Wednesday, April 17, 2013

How Hard To Make It

Whoops. this was supposed to go up at 12 am not 12pm. Sorry about that.

Today is my Shadowrun game. For those of you that remember, last session we had fun with a critical glitch that left one player fleeing a gunfight in a now-stolen van and one player unconscious, critically injured, and a prisoner of a pretty bad ass group. Today I find out if my players will even attempt to go and save their comrade or focus on the potential 800k payday in front of them. Only, one of my players has already told me that their top priority is going to be on saving the captured PC. This leaves me with a number of issues to sort through before game begins today.

Issue #1: How Hard Do I Make It?
This is the first and most serious issue. See, the group that the players stumbled upon arent slouches. They're not shadowrunners - or at least not highly skilled runners - but they do have some power to them. Especially when it comes to funding. At least 2 members of the group have enhanced reflexes giving them a second initiative pass (for the record, 2 of the 5 PCs also have 2 initiative passes) and they also have the funding for decent arms and armor.

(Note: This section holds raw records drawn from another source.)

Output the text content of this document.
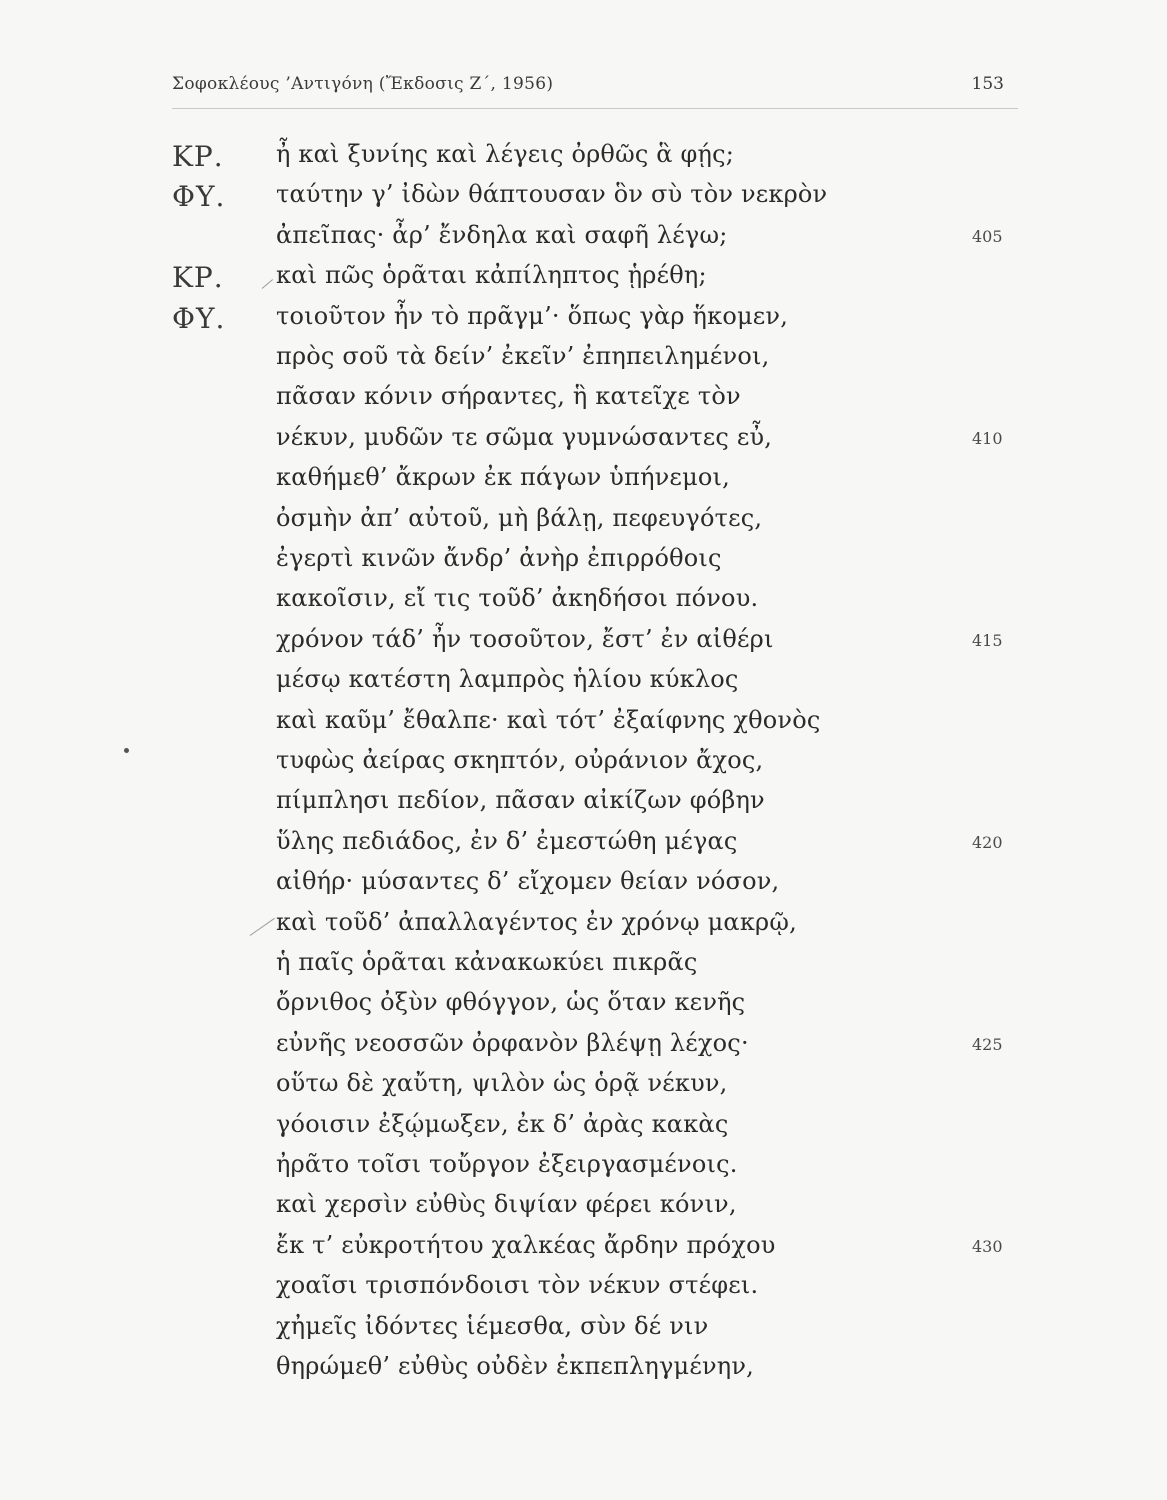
Σοφοκλέους ’Αντιγόνη (Ἔκδοσις Ζ΄, 1956)	153
ΚΡ. ἦ καὶ ξυνίης καὶ λέγεις ὀρθῶς ἃ φῄς;
ΦΥ. ταύτην γ’ ἰδὼν θάπτουσαν ὃν σὺ τὸν νεκρὸν
ἀπεῖπας· ἆρ’ ἔνδηλα καὶ σαφῆ λέγω;	405
ΚΡ. καὶ πῶς ὁρᾶται κἀπίληπτος ᾑρέθη;
ΦΥ. τοιοῦτον ἦν τὸ πρᾶγμ’· ὅπως γὰρ ἥκομεν,
πρὸς σοῦ τὰ δείν’ ἐκεῖν’ ἐπηπειλημένοι,
πᾶσαν κόνιν σήραντες, ἣ κατεῖχε τὸν
νέκυν, μυδῶν τε σῶμα γυμνώσαντες εὖ,	410
καθήμεθ’ ἄκρων ἐκ πάγων ὑπήνεμοι,
ὀσμὴν ἀπ’ αὐτοῦ, μὴ βάλῃ, πεφευγότες,
ἐγερτὶ κινῶν ἄνδρ’ ἀνὴρ ἐπιρρόθοις
κακοῖσιν, εἴ τις τοῦδ’ ἀκηδήσοι πόνου.
χρόνον τάδ’ ἦν τοσοῦτον, ἔστ’ ἐν αἰθέρι	415
μέσῳ κατέστη λαμπρὸς ἡλίου κύκλος
καὶ καῦμ’ ἔθαλπε· καὶ τότ’ ἐξαίφνης χθονὸς
τυφὼς ἀείρας σκηπτόν, οὐράνιον ἄχος,
πίμπλησι πεδίον, πᾶσαν αἰκίζων φόβην
ὕλης πεδιάδος, ἐν δ’ ἐμεστώθη μέγας	420
αἰθήρ· μύσαντες δ’ εἴχομεν θείαν νόσον,
καὶ τοῦδ’ ἀπαλλαγέντος ἐν χρόνῳ μακρῷ,
ἡ παῖς ὁρᾶται κἀνακωκύει πικρᾶς
ὄρνιθος ὀξὺν φθόγγον, ὡς ὅταν κενῆς
εὐνῆς νεοσσῶν ὀρφανὸν βλέψῃ λέχος·	425
οὕτω δὲ χαὔτη, ψιλὸν ὡς ὁρᾷ νέκυν,
γόοισιν ἐξῴμωξεν, ἐκ δ’ ἀρὰς κακὰς
ἠρᾶτο τοῖσι τοὔργον ἐξειργασμένοις.
καὶ χερσὶν εὐθὺς διψίαν φέρει κόνιν,
ἔκ τ’ εὐκροτήτου χαλκέας ἄρδην πρόχου	430
χοαῖσι τρισπόνδοισι τὸν νέκυν στέφει.
χἠμεῖς ἰδόντες ἱέμεσθα, σὺν δέ νιν
θηρώμεθ’ εὐθὺς οὐδὲν ἐκπεπληγμένην,
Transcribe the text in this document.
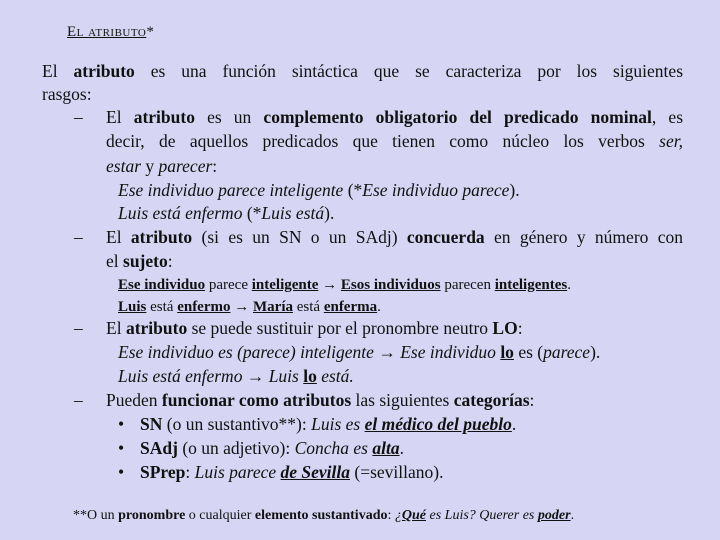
El atributo*
El atributo es una función sintáctica que se caracteriza por los siguientes
rasgos:
– El atributo es un complemento obligatorio del predicado nominal, es
decir, de aquellos predicados que tienen como núcleo los verbos ser,
estar y parecer:
Ese individuo parece inteligente (*Ese individuo parece).
Luis está enfermo (*Luis está).
– El atributo (si es un SN o un SAdj) concuerda en género y número con
el sujeto:
Ese individuo parece inteligente → Esos individuos parecen inteligentes.
Luis está enfermo → María está enferma.
– El atributo se puede sustituir por el pronombre neutro LO:
Ese individuo es (parece) inteligente → Ese individuo lo es (parece).
Luis está enfermo → Luis lo está.
– Pueden funcionar como atributos las siguientes categorías:
• SN (o un sustantivo**): Luis es el médico del pueblo.
• SAdj (o un adjetivo): Concha es alta.
• SPrep: Luis parece de Sevilla (=sevillano).
**O un pronombre o cualquier elemento sustantivado: ¿Qué es Luis? Querer es poder.
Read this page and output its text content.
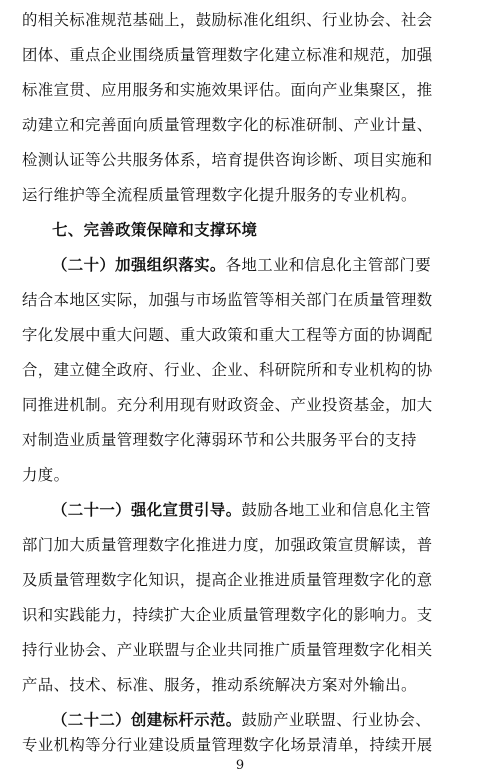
的相关标准规范基础上，鼓励标准化组织、行业协会、社会
团体、重点企业围绕质量管理数字化建立标准和规范，加强
标准宣贯、应用服务和实施效果评估。面向产业集聚区，推
动建立和完善面向质量管理数字化的标准研制、产业计量、
检测认证等公共服务体系，培育提供咨询诊断、项目实施和
运行维护等全流程质量管理数字化提升服务的专业机构。
七、完善政策保障和支撑环境
（二十）加强组织落实。各地工业和信息化主管部门要
结合本地区实际，加强与市场监管等相关部门在质量管理数
字化发展中重大问题、重大政策和重大工程等方面的协调配
合，建立健全政府、行业、企业、科研院所和专业机构的协
同推进机制。充分利用现有财政资金、产业投资基金，加大
对制造业质量管理数字化薄弱环节和公共服务平台的支持
力度。
（二十一）强化宣贯引导。鼓励各地工业和信息化主管
部门加大质量管理数字化推进力度，加强政策宣贯解读，普
及质量管理数字化知识，提高企业推进质量管理数字化的意
识和实践能力，持续扩大企业质量管理数字化的影响力。支
持行业协会、产业联盟与企业共同推广质量管理数字化相关
产品、技术、标准、服务，推动系统解决方案对外输出。
（二十二）创建标杆示范。鼓励产业联盟、行业协会、
专业机构等分行业建设质量管理数字化场景清单，持续开展
9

In short, this is going to be a tough group to crack most likely. Especially considering that the group's biggest combat monster is currently the one who is critically injured and bound to a steel chair. Sadly, this is one of the areas I may just have to bite the bullet on. After all, this is Shadowrun and sometimes the world is just out to kick you in the teeth. Besides, making it hard may lead to epic PC shenanigans and I should open the door to that.

Issue #2: Difficulty Modifiers...
There are a couple of things that could modify the difficulty. For one thing, the "bad guys" have no way of knowing that the PCs didn't deliberately interfere in their kidnapping. All they know is that someone drove in front of their van, a gun fight ensued, and their hostage was stolen but they managed to capture one member of the team. The injured PC is in too injured a state for me to think he can talk, let alone be questioned, and so the bad guys are left with one of a number of assumptions. The most likely? One, the PCs are a shadowrun extraction/protection team hired to keep their hostage safe. It was only a 2 man team, and they caught one, so they're only dealing with one person. Two, it was a staged action by the police. Three, like number one but a larger group that has backup.

Further complicating this is the fact of what was reported versus what happened. I, as the GM, know that 2 PCs stumbled onto the scene, an NPC over-reacted and pulled a gun, and a gunfight ensued ending up with a KO'd PC, a dead NPC, a KOd NPC, and a stolen van. However, the guys who had their prize jacked from under them may not report it like that. Who wants to admit that their 5 man team got rolled by a 2 man group using gel rounds, one of the members of that group being a little girl? Optical recordings may help with this, but its hard to tell.

Also, the PCs are currently working with a 3 man exfiltration specialist NPC team that they made friends with before. But that's an issue on its own...

Issue #3: Brennan, Lance, and Brick
Brennan, Lance, and Brick are a three man shadow runner team that work as exfiltration specialists. With the current job being a potential 800k+ payday the PCs enlisted their help for the job. With that resource available, the PCs who go to help the captured friend will likely try to enlist the help. This leaves me with the position of not wanting to over-shadow the PCs with the NPCs but also needing to stay true to what has been presented as fact in the game already. If I do have B.L.B. go along it will be a serious difficulty modifier in the PCs favor, but the question then comes in on how to play that out.

For instance, to B.L.B. charge for their help? After all, it means going into danger, using weapons, and spending costly ammo. On the other hand, if they do it for free (they have been included in a big pay day) the group would owe them one and it lets me develop them as friends, comrades, and sometimes rivals on jobs. The potential is here for a lot of fun and depth being given to the world. The question is, how should I go about doing it?

And more...
There are other issues besides these, but these are the big ones I think. Hopefully today will be quiet enough that I can noodle my way through them and get things all set for game tonight. Either way, I think it will be a fun session. Hopefully that pans out.